Ölüm şarkımız...

260 11 6
                                    

Tarık sağolsun gelinlik işini hall etdi. Aradan bir hafta geçmesine rağmen Kuzeyin sinirden çıldırmış surat ifadesini unutamıyorum. Daha dün gibi hatırlıyorum. Otobüste Aksele çarparken gelinliği de fena yırtmışım. Kuzeyin altı aydır üzerinde uğraştığı gelinlik(!) Üstelik bide kusursuz geçmesini istediği defilesi. Akselin sayesinde double kusurlu geçmişti.
Tabi bide biz otobüs durağından eve gelinceye kadar bizi yolda görüp sorguya çeken komşularımızı unutmayayım. Ve eve perişan bi şekilde girdiğimizde annemin bayılması... Ayılıp bin tane soru sorması. Hatırladıkca deli gibi gülüyorum.

"şit Şirine neye gülüyorsun?"
Evet günümüze dönelim. Üçlü olarak bahçede oturuyorduk. Aksel,ben ve Tarık. Aksel telefonuyla ilgileniyordu. Tarıkla bende havadan sudan konuşuyorduk.

"Hiç. Sadece defile gecesi başımıza gelenleri hatırladıkca gülme isteği yaranıyor içimde."

"Hala unutmadın mı?"

"Ah nasıl unutayım ki,hele o otobüs olayını. Hayatda unutmam"

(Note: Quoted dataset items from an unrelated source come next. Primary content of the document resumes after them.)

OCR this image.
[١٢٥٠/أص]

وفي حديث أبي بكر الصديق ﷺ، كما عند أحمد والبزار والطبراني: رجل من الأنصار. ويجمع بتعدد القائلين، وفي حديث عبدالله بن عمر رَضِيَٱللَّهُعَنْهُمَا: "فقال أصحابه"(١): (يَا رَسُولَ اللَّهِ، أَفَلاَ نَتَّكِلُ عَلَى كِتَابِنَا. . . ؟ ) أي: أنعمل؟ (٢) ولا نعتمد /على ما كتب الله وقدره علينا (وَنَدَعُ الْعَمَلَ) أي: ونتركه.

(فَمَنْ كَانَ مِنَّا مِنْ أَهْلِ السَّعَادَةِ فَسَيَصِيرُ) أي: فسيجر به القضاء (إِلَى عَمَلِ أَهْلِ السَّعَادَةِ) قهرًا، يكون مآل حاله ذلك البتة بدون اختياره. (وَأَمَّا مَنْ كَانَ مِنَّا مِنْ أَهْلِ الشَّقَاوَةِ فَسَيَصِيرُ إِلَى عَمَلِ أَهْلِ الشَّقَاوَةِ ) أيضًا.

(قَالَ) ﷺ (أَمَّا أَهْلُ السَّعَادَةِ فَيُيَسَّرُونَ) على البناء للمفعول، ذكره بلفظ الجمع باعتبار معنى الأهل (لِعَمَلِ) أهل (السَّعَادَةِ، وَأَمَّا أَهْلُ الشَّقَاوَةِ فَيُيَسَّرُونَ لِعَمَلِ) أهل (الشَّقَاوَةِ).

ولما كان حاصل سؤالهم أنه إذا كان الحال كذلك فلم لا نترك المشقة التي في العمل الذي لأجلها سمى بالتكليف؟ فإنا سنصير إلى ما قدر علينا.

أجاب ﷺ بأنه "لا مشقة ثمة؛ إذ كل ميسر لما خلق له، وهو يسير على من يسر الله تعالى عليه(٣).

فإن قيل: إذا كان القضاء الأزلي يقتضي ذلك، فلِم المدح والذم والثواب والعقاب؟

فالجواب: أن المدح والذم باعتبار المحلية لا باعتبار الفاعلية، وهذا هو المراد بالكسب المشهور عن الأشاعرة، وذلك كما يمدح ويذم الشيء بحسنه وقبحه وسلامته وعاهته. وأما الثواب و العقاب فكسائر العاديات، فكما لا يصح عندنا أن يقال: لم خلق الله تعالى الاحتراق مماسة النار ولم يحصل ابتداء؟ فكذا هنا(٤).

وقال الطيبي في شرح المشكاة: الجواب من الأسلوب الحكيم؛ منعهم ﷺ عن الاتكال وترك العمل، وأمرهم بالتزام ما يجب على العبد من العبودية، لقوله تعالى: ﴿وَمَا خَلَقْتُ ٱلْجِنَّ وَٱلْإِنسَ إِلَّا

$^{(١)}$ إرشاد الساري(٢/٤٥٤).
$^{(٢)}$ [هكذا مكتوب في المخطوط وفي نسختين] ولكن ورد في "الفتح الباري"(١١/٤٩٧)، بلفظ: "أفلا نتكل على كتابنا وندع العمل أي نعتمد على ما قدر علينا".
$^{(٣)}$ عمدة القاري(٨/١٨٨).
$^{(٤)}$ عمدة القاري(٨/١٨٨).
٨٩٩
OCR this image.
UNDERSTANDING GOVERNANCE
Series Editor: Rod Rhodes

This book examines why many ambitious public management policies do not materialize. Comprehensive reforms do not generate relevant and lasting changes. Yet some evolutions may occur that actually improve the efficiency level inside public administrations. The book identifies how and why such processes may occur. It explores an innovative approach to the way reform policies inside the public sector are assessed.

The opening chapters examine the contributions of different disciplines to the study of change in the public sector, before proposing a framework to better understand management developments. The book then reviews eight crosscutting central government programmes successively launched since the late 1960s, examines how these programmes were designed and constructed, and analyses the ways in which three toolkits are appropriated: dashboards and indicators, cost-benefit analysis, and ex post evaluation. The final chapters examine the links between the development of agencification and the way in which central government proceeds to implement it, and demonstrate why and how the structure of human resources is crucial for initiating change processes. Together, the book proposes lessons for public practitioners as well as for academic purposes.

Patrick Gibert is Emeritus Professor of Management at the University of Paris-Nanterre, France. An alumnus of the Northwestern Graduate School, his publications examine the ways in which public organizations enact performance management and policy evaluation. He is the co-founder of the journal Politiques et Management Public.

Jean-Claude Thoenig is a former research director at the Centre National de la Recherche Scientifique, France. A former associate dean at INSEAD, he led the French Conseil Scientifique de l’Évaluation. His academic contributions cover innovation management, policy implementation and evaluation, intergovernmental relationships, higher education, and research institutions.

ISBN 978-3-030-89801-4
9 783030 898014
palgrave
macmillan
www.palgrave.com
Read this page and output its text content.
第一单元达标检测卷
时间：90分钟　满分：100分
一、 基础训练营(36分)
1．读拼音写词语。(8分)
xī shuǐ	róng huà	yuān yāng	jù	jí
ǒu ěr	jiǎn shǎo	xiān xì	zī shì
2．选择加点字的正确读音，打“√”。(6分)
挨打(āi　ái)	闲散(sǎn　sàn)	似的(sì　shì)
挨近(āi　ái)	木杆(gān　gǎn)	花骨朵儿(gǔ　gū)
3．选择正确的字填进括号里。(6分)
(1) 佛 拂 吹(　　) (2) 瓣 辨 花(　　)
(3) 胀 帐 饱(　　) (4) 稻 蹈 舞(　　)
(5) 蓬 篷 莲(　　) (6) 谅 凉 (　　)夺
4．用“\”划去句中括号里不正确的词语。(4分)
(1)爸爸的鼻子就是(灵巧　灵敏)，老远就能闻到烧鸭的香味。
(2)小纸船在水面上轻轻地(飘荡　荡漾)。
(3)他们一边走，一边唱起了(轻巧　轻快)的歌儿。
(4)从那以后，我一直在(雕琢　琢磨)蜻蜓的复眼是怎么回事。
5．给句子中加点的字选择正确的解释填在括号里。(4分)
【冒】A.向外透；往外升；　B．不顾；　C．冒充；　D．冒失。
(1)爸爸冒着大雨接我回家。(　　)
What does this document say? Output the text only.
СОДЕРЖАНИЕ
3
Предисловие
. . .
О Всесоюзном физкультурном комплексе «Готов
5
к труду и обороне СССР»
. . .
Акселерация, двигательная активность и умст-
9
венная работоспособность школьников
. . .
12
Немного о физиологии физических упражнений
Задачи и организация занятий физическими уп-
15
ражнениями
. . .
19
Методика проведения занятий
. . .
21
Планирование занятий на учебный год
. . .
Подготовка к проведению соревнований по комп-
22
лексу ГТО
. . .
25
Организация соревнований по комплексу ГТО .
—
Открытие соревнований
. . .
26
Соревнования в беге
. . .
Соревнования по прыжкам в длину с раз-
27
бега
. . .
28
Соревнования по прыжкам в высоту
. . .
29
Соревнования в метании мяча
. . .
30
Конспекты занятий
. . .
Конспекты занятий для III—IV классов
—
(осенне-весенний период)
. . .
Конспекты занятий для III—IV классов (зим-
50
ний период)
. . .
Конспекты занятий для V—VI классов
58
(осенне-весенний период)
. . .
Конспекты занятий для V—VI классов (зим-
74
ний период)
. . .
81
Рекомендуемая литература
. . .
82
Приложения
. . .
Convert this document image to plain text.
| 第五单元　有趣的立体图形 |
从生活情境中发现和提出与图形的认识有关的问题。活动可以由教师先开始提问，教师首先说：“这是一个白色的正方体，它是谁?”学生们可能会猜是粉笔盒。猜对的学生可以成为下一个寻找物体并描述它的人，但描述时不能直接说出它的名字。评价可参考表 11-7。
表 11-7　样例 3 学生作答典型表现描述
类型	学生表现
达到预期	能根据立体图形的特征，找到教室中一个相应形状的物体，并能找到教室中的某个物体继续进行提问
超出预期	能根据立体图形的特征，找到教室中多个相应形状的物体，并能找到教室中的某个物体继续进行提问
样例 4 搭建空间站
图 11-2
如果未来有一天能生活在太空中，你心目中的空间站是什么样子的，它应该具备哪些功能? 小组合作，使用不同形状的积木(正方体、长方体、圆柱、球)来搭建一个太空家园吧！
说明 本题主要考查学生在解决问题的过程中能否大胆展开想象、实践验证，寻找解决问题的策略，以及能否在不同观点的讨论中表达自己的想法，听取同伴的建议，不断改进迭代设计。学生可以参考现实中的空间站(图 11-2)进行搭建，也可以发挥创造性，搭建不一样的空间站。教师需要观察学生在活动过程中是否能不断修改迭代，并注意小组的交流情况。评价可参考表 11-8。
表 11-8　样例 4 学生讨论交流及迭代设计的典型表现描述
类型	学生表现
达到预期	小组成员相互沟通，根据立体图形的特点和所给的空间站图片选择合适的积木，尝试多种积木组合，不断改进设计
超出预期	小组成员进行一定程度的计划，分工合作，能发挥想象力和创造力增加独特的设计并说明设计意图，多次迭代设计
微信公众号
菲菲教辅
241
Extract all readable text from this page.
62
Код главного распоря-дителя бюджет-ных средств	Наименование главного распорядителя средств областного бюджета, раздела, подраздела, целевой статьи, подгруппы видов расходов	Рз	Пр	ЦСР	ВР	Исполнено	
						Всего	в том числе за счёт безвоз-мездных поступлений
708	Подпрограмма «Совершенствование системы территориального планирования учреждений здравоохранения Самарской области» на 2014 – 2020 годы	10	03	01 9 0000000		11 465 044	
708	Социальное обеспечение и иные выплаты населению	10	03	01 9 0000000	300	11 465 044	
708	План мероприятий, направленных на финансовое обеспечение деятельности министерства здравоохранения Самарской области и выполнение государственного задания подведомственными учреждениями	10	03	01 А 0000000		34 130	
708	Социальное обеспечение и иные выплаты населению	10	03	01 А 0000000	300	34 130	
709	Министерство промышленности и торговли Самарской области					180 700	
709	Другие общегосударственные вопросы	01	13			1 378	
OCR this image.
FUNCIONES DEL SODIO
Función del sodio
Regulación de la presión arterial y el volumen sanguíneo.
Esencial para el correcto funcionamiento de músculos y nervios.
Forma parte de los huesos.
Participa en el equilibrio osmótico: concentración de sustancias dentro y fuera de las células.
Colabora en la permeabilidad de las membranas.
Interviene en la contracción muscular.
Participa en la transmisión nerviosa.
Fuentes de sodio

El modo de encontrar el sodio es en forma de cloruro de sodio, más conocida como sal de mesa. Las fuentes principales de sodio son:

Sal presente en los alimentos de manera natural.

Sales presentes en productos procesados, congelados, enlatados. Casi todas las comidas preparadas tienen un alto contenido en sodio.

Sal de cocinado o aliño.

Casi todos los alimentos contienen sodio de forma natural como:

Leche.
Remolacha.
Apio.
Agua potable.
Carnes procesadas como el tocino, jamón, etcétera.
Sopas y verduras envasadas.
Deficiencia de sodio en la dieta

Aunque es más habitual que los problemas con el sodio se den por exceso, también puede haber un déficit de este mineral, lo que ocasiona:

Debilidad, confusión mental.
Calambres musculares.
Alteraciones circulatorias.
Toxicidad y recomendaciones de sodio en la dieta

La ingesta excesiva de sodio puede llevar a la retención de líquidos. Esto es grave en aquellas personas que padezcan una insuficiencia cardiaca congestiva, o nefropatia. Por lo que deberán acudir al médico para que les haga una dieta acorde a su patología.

"Aksel,oğlum hadi Melis yeni tanıyor beni. Yani unuta bilmesi normal. Ya sen? Beni araya bilirdin hiç değilse dimi?"

Mantıklı. Aksel beyimiz kafasını telefonundan kaldırıp Tarık'ın yüzüne anlamsızca baktı.

"Tarık'cım bende unutmuşum seni demek ki. Daha yeni geldin şehire."
Ve yine telefonuna geri döndü. O telefonu şuan önümdeki meyve suyu dolu bardağa atmak için nelerimi vermezdim. İç sesimi duymuş olucak ki,bardağı götürüp içmeye başladı.
Neyse konuşmaya konu bulmalıyım. İçim şişti.
"Tarık,sevgilin var mı?"
"haha bu bi çıkma teklifi mi?"

Aksel refleks olarak içtiği suyu püskürdü ve öksürmeye başladı. Elimi uzatıp sırtına vurdum.
"Helal Aksel. Helal"

"Oğlum iyi misin?"

"Ya cevap versene"
Sinirle ayağa kalktı. Kafasını salladı.

"İyiyim ben. Sohbetinize doyum olmuyor. Siz buyurun edin sohbetinizi. Ben odamdayım" ve gitti. Tarıkla şaşmıştık Akselin bu haline.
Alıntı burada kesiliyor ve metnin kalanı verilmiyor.